Un exemple historique et un exemple contemporain

L’exemple d’apostasie le plus célèbre dans l’histoire de l’Islam est celui de l’apostasie des tribus arabes après la mort du Prophète - paix et bénédiction sur lui. L’apostasie de ces tribus était due en réalité au refus de ces dernières de payer l’aumône légale purificatrice (zakâh). C’est alors que Abû Bakr prononça sa célèbre sentence : « Par Dieu, s’ils refusent de me faire parvenir ne fût-ce qu’une ficelle qu’ils donnaient au Prophète - paix et bénédiction sur lui -, je les combattrai jusqu’à ce qu’ils s’en acquittent. » Encore plus explicite est son autre sentence concernant ceux qui établiraient une distinction entre la prière et l’aumône légale purificatrice.
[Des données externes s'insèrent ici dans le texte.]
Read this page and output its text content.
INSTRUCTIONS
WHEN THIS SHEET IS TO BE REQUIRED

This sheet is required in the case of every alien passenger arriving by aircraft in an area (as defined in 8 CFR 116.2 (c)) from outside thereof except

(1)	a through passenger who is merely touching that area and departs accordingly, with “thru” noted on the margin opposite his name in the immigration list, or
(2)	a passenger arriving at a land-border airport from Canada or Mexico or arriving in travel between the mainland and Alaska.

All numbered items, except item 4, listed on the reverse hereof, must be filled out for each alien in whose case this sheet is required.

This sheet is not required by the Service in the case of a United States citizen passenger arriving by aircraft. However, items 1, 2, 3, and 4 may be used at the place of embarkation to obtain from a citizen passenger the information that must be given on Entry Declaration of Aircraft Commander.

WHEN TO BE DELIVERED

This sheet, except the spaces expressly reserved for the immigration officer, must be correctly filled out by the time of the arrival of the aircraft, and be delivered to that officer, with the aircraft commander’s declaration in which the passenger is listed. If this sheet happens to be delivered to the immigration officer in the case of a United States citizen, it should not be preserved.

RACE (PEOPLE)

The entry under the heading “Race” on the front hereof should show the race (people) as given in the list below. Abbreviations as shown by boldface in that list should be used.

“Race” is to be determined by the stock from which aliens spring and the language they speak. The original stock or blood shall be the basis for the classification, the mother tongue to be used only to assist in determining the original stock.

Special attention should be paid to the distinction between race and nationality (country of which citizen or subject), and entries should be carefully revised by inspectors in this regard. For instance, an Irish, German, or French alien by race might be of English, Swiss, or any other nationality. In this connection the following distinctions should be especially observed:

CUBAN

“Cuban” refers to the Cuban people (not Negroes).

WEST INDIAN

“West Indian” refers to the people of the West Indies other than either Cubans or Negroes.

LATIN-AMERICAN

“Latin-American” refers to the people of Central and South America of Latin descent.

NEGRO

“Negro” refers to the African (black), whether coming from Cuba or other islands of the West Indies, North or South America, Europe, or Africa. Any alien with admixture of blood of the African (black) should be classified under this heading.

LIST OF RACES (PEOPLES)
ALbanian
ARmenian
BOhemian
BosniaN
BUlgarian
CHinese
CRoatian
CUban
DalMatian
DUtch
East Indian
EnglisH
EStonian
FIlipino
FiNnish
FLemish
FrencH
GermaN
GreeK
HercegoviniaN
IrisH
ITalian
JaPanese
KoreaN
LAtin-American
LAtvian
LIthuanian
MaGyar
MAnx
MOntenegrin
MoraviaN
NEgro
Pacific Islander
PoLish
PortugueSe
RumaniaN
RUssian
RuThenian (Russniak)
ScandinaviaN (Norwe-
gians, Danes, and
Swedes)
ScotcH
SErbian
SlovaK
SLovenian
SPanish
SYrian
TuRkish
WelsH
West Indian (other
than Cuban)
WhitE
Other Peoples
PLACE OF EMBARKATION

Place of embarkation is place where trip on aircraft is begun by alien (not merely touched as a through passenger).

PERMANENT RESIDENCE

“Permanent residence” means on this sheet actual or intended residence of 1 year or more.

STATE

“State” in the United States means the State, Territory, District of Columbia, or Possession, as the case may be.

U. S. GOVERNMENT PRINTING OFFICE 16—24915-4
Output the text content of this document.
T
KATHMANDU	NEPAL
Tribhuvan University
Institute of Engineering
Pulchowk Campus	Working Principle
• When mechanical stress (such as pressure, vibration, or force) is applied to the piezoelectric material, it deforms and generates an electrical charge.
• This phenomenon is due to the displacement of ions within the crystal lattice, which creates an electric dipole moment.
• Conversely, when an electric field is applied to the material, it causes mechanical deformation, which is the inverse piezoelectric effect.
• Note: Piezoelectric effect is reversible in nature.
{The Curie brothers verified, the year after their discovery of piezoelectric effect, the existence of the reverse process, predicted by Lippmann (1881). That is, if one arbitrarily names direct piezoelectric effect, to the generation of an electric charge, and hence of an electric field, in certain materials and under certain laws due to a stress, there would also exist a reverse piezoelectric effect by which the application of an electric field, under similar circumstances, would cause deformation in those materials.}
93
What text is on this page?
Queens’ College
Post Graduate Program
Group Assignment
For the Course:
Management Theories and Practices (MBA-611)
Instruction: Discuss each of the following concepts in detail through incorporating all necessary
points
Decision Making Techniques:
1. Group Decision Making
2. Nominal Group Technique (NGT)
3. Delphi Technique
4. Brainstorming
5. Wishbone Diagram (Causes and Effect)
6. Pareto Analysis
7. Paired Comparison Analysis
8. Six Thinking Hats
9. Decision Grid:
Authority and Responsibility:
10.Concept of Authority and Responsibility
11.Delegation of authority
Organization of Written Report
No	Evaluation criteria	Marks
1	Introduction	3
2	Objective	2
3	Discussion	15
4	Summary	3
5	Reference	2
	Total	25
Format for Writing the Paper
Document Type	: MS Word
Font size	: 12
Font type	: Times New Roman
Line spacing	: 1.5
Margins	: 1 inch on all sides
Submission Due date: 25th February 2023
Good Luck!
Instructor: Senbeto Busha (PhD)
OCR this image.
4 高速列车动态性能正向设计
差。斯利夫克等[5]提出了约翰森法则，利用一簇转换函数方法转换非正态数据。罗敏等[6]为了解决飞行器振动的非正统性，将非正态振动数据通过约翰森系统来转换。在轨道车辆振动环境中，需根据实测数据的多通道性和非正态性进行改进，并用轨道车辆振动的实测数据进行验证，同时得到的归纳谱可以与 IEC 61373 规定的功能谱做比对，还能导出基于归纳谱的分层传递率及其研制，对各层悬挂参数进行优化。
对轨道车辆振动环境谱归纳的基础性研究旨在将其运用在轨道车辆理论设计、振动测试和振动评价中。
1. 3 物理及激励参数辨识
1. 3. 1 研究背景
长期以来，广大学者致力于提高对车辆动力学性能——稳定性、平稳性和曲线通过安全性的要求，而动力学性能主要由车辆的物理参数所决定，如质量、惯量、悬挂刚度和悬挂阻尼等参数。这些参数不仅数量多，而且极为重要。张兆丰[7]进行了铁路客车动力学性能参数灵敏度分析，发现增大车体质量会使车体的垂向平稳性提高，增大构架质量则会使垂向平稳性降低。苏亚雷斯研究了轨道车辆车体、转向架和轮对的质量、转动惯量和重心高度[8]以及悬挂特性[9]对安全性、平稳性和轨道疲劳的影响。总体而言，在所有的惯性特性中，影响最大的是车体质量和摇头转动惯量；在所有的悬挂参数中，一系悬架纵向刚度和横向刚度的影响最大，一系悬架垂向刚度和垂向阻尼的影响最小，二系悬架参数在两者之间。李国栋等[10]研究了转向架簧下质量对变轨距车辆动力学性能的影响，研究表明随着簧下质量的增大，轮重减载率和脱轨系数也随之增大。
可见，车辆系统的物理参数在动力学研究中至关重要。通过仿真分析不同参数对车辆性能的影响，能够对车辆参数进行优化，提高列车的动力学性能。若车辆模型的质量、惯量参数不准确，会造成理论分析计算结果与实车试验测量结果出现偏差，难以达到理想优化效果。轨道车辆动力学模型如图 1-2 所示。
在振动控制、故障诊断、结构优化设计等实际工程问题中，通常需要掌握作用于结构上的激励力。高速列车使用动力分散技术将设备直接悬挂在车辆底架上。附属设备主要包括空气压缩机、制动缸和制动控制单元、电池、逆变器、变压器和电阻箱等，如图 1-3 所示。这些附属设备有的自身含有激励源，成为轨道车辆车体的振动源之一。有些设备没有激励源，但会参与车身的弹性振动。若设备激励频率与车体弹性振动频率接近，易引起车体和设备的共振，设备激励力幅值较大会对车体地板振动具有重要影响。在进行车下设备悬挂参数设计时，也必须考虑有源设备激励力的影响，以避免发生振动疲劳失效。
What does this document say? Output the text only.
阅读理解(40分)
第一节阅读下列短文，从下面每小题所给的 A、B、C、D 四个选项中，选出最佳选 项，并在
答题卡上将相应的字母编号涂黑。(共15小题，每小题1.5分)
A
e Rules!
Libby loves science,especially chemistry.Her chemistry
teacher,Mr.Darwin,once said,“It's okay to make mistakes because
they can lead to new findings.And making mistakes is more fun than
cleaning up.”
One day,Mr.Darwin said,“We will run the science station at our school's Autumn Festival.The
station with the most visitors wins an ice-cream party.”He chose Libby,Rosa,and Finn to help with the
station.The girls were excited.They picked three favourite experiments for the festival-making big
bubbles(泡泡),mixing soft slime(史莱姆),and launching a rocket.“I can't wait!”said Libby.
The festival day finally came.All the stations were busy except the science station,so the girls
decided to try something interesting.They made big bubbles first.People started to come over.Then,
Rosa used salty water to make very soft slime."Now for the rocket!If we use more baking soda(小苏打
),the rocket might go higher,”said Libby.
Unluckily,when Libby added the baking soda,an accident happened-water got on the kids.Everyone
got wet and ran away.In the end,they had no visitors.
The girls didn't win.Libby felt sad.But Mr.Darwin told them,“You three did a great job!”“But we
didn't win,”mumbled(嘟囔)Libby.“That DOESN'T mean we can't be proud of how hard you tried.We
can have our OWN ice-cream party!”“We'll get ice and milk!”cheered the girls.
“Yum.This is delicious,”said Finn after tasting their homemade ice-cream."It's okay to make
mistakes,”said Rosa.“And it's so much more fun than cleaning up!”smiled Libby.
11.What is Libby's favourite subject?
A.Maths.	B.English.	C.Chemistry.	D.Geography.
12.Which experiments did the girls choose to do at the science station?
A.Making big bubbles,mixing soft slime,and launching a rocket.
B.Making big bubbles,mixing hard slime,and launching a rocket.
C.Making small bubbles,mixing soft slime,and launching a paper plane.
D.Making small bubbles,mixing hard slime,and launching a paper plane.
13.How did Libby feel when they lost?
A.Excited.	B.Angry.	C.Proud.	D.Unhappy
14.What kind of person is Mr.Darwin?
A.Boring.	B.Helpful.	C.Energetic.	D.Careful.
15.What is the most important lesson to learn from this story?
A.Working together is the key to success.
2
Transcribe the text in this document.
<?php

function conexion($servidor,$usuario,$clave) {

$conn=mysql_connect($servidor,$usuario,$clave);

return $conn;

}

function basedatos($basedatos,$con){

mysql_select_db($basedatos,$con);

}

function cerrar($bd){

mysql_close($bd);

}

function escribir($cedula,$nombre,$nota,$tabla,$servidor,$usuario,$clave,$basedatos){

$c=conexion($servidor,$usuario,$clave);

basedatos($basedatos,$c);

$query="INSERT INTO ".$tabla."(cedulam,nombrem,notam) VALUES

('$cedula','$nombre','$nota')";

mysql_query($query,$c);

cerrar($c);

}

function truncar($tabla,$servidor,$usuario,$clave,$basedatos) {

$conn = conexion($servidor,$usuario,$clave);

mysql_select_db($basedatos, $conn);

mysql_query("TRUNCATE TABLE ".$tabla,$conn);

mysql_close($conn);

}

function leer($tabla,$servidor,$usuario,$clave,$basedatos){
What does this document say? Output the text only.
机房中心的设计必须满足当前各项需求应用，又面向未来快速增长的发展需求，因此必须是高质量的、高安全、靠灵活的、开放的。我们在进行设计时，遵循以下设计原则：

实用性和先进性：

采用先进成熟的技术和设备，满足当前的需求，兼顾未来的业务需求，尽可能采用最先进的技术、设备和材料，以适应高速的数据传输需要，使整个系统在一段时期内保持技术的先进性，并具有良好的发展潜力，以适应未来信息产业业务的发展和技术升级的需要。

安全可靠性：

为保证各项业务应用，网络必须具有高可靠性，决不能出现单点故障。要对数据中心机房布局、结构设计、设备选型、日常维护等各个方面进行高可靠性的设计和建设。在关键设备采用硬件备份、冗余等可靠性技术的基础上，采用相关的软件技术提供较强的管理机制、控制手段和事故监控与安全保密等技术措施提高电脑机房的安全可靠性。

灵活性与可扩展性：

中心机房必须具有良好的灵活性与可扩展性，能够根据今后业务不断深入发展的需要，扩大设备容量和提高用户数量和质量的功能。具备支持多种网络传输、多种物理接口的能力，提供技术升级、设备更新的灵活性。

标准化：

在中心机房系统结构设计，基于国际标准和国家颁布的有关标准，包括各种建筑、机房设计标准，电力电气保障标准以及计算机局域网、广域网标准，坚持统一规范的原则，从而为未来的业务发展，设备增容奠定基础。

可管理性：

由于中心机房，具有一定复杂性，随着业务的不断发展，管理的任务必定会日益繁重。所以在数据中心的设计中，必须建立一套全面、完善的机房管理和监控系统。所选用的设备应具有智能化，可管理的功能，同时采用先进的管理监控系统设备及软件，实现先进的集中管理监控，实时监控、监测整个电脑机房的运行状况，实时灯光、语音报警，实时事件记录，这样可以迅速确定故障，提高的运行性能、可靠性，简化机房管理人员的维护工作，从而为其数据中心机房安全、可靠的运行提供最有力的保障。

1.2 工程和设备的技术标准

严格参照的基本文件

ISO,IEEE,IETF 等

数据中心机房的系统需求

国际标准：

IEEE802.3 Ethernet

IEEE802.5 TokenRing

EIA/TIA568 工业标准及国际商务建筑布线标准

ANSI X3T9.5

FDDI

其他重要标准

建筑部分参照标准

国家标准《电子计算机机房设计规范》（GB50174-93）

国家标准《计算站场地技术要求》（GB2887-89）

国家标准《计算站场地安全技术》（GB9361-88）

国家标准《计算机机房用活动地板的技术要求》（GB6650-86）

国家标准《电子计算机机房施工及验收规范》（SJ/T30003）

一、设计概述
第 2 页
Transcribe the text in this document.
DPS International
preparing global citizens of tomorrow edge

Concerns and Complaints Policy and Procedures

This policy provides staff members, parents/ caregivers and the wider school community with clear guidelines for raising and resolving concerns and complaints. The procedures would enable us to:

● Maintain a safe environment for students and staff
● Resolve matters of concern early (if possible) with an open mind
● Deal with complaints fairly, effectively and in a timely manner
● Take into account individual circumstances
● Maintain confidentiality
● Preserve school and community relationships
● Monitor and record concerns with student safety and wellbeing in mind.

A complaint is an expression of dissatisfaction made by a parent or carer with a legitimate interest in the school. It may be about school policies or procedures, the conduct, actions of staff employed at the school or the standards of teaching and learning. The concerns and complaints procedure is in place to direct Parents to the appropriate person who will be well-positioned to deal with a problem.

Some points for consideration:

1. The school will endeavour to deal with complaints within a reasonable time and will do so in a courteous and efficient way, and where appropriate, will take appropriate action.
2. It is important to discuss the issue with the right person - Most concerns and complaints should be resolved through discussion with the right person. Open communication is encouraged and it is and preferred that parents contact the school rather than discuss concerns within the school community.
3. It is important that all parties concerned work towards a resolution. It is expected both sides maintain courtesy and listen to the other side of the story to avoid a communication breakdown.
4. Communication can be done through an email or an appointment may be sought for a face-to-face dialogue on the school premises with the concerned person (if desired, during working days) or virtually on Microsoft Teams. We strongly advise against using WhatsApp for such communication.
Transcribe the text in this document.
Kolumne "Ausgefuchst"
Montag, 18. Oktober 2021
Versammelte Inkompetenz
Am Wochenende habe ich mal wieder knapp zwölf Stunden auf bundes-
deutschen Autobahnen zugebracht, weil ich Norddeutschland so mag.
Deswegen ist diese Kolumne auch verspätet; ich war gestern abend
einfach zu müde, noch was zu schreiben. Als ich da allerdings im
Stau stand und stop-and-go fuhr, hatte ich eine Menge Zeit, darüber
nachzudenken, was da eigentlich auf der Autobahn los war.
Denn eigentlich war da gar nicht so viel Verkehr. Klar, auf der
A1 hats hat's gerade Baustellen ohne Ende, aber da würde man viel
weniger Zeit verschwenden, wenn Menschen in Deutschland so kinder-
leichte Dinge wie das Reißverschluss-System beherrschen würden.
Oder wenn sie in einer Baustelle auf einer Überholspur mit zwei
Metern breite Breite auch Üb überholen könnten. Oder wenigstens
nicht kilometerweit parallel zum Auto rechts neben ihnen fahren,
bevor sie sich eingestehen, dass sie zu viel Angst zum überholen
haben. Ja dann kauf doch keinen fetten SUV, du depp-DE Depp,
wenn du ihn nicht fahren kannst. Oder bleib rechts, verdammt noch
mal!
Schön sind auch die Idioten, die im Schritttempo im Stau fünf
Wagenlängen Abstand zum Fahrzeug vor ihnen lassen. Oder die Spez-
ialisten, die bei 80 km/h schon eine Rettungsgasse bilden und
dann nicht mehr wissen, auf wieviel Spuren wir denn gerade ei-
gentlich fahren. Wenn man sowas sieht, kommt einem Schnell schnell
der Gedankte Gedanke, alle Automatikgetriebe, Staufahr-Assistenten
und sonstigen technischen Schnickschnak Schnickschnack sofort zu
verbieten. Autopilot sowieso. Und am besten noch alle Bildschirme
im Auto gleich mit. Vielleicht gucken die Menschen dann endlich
L’apostasie de ces tribus relevait donc plus d’une apostasie politique que d’une apostasie religieuse, au sens où nous l’entendons. C’est pour cette raison que les livres de jurisprudence ne s’appuient pas sur cette décision de Abû Bakr pour justifier l’exécution de l’apostat.

Quant à l’idée d’une apostasie en tant que simple expression de la liberté de conscience, elle était fort peu probable à cette époque. C’est à partir de cette remarque que même les juristes ont établi une distinction entre l’arrestation de l’apostat avant qu’il ne déclare la guerre ou après.

Ceux qui ont eu à traiter cette question à notre époque auraient dû s’apercevoir de ce point. S’ils veulent appliquer une sanction, alors cette sanction doit concerner l’apostat qui déclare la guerre ou qui trahit sa patrie. Le crime commis devient dès lors le crime de Haute Trahison et non d’apostasie.

Les avis des juristes auraient dû observer cette limite fixée par les versets du Coran. Or, sur ce point, ils ont commis un abus en négligeant l’essence de l’Islam, lequel abus ne trouve aucune justification.

Il existe un cas contemporain concret illustrant cela. Le quotidien égyptien Al-Ahrâm nous a fait savoir le 6 juillet 1977 que le Conseil d’Etat avait approuvé un projet de loi visant à rétablir la peine de l’apostasie. Cette loi stipulait l’exécution de l’apostat qui reniait l’Islam de son propre gré par une parole explicite ou par un acte sans équivoque. Cette même loi condamnait également à dix ans de prison ferme celui qui apostasiait plus d’une fois puis se reconvertissait à l’Islam. Cette même loi prévoyait enfin des sanctions répressives pour l’apostat mineur.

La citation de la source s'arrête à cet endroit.